Tuesday, December 28, 2010

189 (2010 #54). The Lady in the Tower

by Alison Weir,
read by Judith Boyd

I picked up this book at the local public library because I've enjoyed Alison Weir's other forays into fiction.  It turns out this book had been misclassified by the library as fiction - it's really a partial biography - but I found it pretty easy to follow even in audiobook format.

Subtitled "The Fall of Anne Boleyn,"  the book concentrates on that four-month period at the end of her life in 1536.  In her preface, Weir states that the book "is based largely on original sources, and that the conclusions in it are my own, sometimes reached objectively after reading the various theories" of what led to Anne's fall.  Weir notes that she "questioned all my preconceptions and assumptions, and sometimes had to revise them, which of course exposes errors in my own previous books," (two on Henry VIII that discussed Anne at length).

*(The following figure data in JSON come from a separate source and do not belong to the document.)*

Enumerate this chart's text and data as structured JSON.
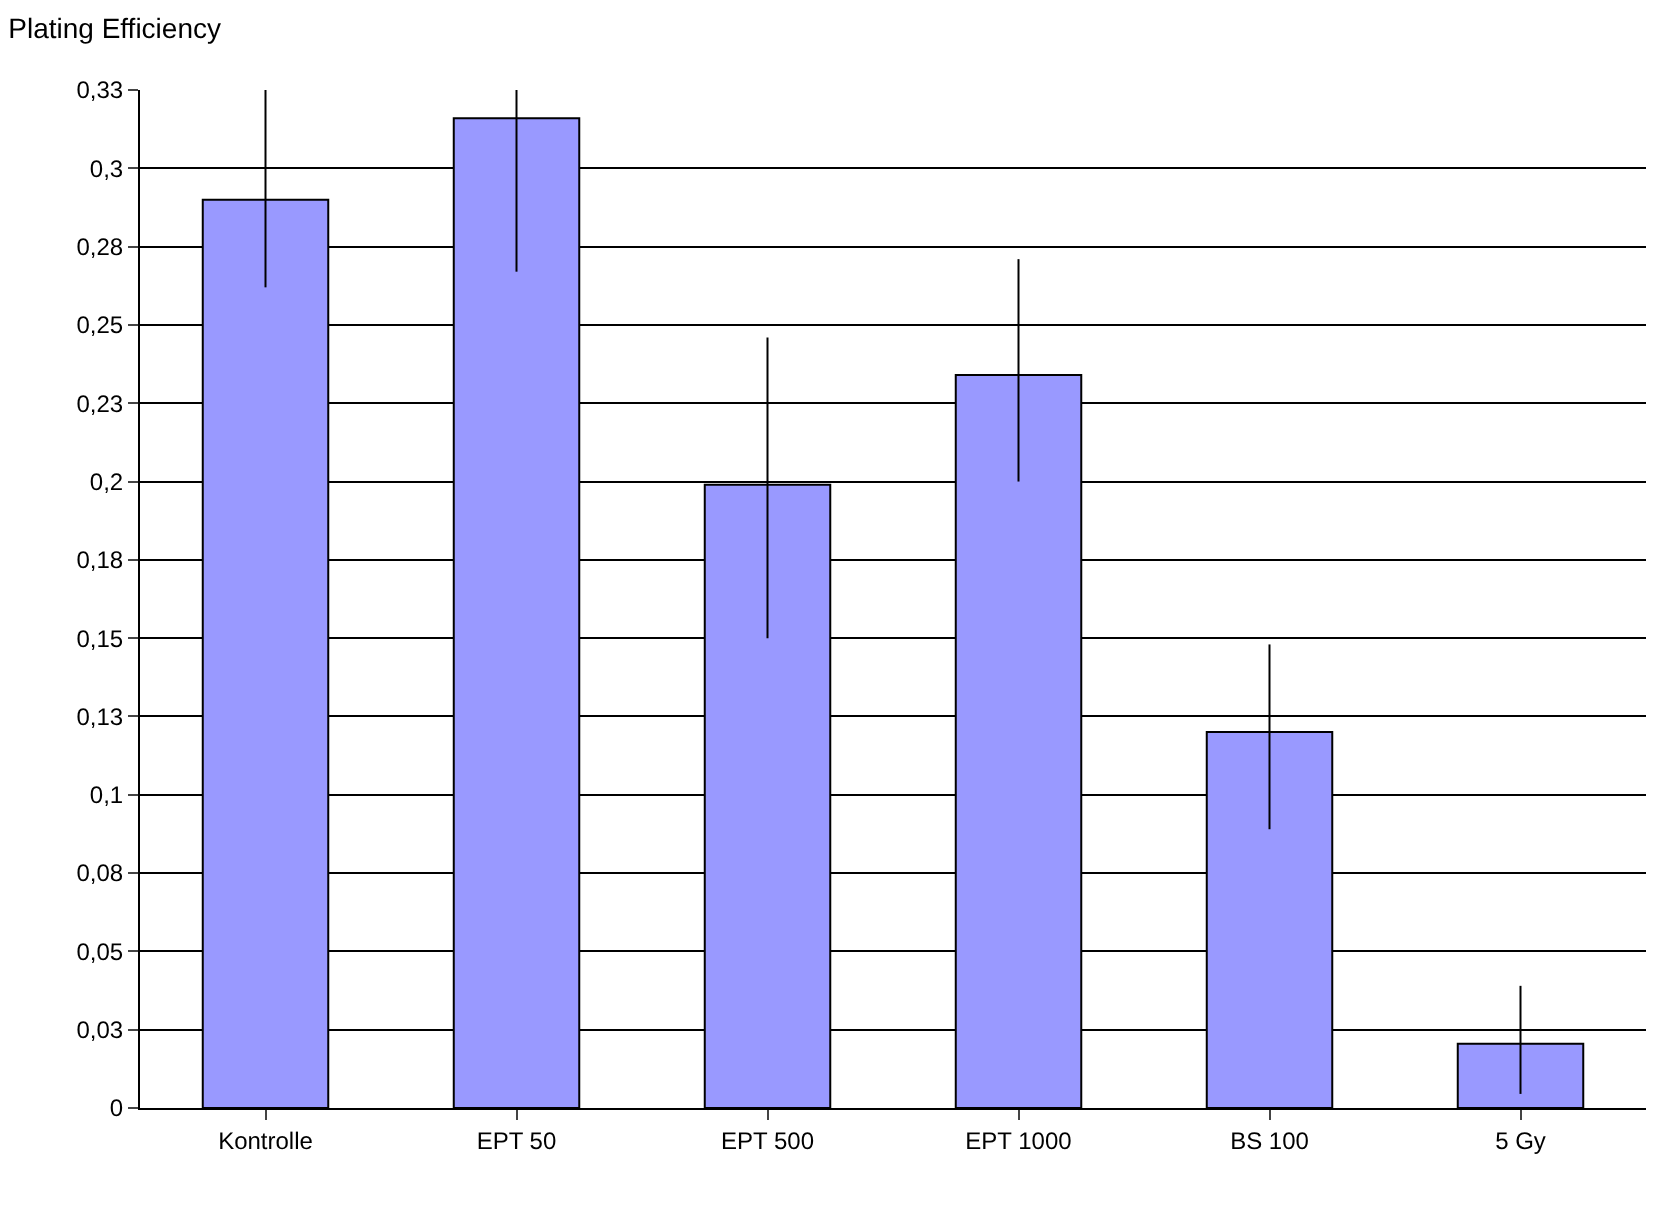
{
  "chart_data": {
    "type": "bar",
    "title": "Plating Efficiency",
    "categories": [
      "Kontrolle",
      "EPT 50",
      "EPT 500",
      "EPT 1000",
      "BS 100",
      "5 Gy"
    ],
    "values": [
      0.29,
      0.316,
      0.199,
      0.234,
      0.12,
      0.0205
    ],
    "errors": [
      [
        0.262,
        0.325
      ],
      [
        0.267,
        0.325
      ],
      [
        0.15,
        0.246
      ],
      [
        0.2,
        0.271
      ],
      [
        0.089,
        0.148
      ],
      [
        0.0045,
        0.039
      ]
    ],
    "color": "#9999ff",
    "ylim": [
      0,
      0.325
    ],
    "yticks": [
      0,
      {
        "value": 0.025,
        "label": "0,03"
      },
      {
        "value": 0.05,
        "label": "0,05"
      },
      {
        "value": 0.075,
        "label": "0,08"
      },
      {
        "value": 0.1,
        "label": "0,1"
      },
      {
        "value": 0.125,
        "label": "0,13"
      },
      {
        "value": 0.15,
        "label": "0,15"
      },
      {
        "value": 0.175,
        "label": "0,18"
      },
      {
        "value": 0.2,
        "label": "0,2"
      },
      {
        "value": 0.225,
        "label": "0,23"
      },
      {
        "value": 0.25,
        "label": "0,25"
      },
      {
        "value": 0.275,
        "label": "0,28"
      },
      {
        "value": 0.3,
        "label": "0,3"
      },
      {
        "value": 0.325,
        "label": "0,33"
      }
    ],
    "grid": "y",
    "legend": false
  }
}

British actress Judith Boyd does a wonderful job making Weir's well-written nonfiction prose even more lively and interesting.  Nevertheless, I'd recommend a print copy of the book in addition to or instead of the audiobook, to have access to Weir's preface, the many illustrations (most color plates), genealogical tables, and her notes on (and evaluations of) some of her sources, as well as a select bibliography, complete end notes and references, and the index.

© Amanda Pape - 2010

[This audiobook and hardbound copy were borrowed from and returned to my local public library.]